Thune’s Democratic counterpart, Senate Minority Leader Chuck Schumer (N.Y.), said later on “Meet the Press” that the chance of the government shutdown “depends on the Republicans.”
President Trump is expected to meet with congressional leaders, including Schumer, Thune, House Minority Leader Hakeem Jeffries (D-N.Y.) and House Speaker Mike Johnson (R-La.) on Monday.
“President Trump has once again agreed to a meeting in the Oval Office,” Schumer and Jeffries said in a prior joint statement. “As we have repeatedly said, Democrats will meet anywhere, at any time and with anyone to negotiate a bipartisan spending agreement that meets the needs of the American people.”

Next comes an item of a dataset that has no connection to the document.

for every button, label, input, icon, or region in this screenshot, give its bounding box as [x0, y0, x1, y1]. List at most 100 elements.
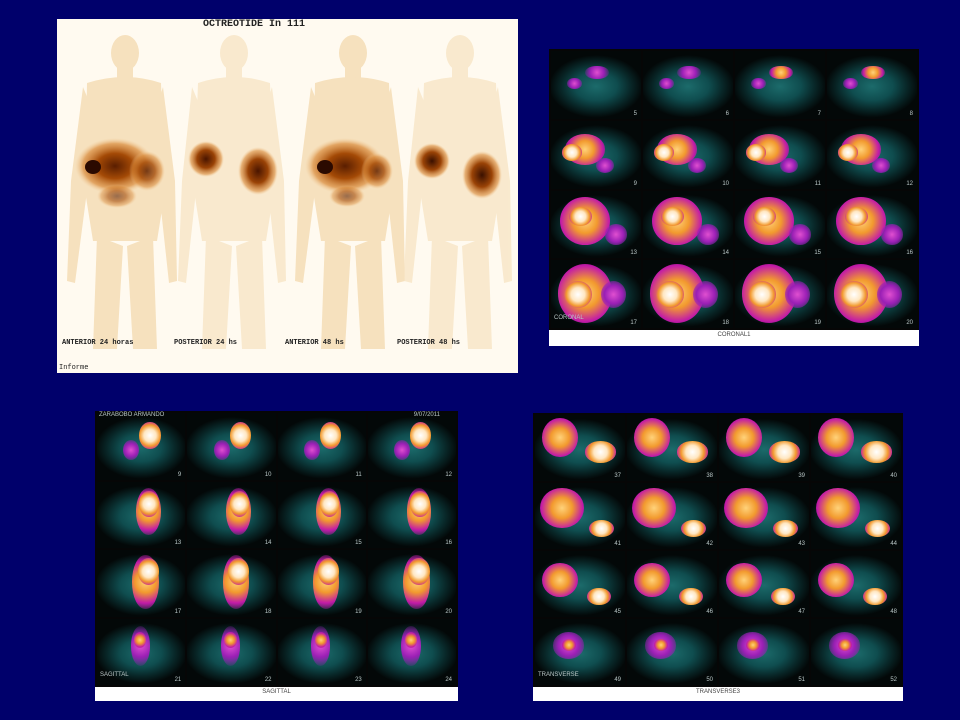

Government funding ends after Tuesday, resulting in a government shutdown beginning Wednesday unless congressional action is taken. Any measure requires bipartisan backing, as it takes 60 votes to overcome a filibuster in the upper chamber.
Johnson claimed Sunday that there is “nothing partisan” about his party’s bill to continue funding the government ahead of the shutdown deadline.
During an interview on CNN’s “State of the Union,” the Louisiana Republican rebuffed Jeffries’s suggestion this week that the Republican proposal is a “reckless partisan bill that continues to gut the health care of the American people” and that “their bill is dead on arrival.”